Le 28 août, Danton, ministre de la Justice, ordonne à toutes les Sections d'effectuer des visites domiciliaires chez tous les suspects. Du 29 au 30 août, les barrières de Paris sont fermées, pendant que des patrouilles vont de maison en maison. Des milliers d'aristocrates, bourgeois et prêtres insermentés, accusés d'êtres conspirateurs et traîtres à la Patrie, sont arrêtés et conduits dans les différentes prisons de Paris. Les dernières arrestations de prêtres auront lieu le 2 septembre dans la matinée, ils seront conduits directement à l'Abbaye et massacrés devant la porte.

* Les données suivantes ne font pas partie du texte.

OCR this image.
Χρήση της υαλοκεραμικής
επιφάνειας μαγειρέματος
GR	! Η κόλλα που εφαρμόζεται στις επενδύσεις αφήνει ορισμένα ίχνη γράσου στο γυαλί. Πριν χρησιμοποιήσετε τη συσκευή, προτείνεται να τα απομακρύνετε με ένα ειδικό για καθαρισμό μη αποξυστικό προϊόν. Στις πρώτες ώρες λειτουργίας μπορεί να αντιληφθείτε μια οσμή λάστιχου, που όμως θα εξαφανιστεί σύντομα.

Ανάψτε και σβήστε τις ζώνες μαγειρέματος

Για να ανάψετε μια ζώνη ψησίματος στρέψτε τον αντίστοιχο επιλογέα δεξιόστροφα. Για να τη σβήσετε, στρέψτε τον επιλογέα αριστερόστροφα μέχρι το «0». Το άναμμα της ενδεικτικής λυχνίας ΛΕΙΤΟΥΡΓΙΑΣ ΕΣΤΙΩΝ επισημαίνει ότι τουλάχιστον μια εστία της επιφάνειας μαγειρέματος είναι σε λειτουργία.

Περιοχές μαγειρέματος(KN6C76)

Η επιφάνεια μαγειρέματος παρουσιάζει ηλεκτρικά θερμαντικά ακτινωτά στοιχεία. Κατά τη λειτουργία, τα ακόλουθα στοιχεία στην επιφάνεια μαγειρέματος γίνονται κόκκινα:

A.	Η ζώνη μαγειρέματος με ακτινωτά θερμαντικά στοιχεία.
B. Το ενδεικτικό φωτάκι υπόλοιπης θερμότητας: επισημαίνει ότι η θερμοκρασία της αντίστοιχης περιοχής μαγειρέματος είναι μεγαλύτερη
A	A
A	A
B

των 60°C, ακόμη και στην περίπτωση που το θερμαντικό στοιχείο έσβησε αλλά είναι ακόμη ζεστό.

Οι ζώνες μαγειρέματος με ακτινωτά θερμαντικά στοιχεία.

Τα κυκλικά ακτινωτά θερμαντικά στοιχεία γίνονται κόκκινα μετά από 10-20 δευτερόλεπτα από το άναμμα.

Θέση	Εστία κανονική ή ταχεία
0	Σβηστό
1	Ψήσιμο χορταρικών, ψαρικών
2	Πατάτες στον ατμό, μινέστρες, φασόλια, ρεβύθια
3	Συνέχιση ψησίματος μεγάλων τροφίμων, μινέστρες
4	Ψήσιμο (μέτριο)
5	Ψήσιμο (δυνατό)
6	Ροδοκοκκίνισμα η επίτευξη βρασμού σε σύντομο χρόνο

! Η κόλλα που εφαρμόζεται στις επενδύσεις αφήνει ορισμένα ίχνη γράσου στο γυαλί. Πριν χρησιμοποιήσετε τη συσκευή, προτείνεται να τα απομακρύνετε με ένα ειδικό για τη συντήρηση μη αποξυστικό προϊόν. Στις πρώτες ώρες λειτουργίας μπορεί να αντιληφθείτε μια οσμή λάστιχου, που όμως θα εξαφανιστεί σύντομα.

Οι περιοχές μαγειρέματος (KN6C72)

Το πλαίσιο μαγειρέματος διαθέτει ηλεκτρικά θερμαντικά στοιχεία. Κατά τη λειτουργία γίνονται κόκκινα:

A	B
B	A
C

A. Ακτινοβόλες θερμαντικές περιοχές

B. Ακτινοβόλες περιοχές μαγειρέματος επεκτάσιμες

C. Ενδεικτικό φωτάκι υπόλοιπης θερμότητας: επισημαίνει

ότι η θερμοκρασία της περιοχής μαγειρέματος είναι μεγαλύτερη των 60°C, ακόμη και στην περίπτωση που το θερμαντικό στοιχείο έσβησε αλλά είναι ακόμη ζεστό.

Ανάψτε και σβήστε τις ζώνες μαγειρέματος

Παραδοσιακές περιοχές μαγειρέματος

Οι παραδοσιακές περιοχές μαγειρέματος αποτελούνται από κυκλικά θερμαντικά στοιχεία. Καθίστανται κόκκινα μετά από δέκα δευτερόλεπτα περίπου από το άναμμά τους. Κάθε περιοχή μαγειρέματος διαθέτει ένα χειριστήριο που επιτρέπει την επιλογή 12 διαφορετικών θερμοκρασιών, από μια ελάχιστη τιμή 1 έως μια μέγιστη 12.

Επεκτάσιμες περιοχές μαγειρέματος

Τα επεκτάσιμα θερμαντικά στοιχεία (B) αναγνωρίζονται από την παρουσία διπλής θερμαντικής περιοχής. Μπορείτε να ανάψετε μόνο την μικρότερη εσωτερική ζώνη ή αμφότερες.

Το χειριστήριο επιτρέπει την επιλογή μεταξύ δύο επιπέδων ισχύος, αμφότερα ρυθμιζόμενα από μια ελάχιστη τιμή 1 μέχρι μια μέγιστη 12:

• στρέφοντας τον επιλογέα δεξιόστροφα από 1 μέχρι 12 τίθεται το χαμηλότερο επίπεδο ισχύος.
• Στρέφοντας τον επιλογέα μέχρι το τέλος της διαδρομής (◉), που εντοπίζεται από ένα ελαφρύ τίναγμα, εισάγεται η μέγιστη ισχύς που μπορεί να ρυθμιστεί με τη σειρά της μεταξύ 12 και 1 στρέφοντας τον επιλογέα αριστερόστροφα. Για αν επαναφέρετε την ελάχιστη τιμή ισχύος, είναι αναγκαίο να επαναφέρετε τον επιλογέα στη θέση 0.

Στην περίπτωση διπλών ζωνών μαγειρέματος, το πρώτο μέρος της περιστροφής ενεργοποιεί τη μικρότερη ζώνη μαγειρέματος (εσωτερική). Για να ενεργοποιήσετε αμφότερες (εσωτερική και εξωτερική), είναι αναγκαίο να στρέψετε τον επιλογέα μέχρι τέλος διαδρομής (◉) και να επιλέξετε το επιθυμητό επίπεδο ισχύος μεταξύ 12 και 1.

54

Pendant ce temps les rumeurs courent bon train : on a vu des prêtres tirer sur les patriotes le 10 août, on a trouvé des armes cachées dans un presbytère de banlieue, un condamné sur le point d'être exécuté a révélé un vaste complot dans les prisons, en liaison avec les nobles restés chez eux et visant à poignarder dans le dos les patriotes qui tenteraient de s'opposer à la progression de l'ennemi… La peur s'installe dans la population, les meneurs ont beau jeu de remuer les foules. Les journaux révolutionnaires appellent au meurtre, comme "L'Ami du Peuple" du 19 août dans lequel Marat écrit : "Avant de voler aux frontières, il faut être sûr de ne laisser derrière soi aucun traître, aucun conspirateur... Le plus sûr parti est de se porter en armes à l'Abbaye, d'en arracher les traîtres, particulièrement les officiers suisses et leurs complices et les passer au fil de l'épée." Le 28 août, ce sont des affiches qui proclament "il faut que le peuple juge lui-même les grands procès des conspirateurs".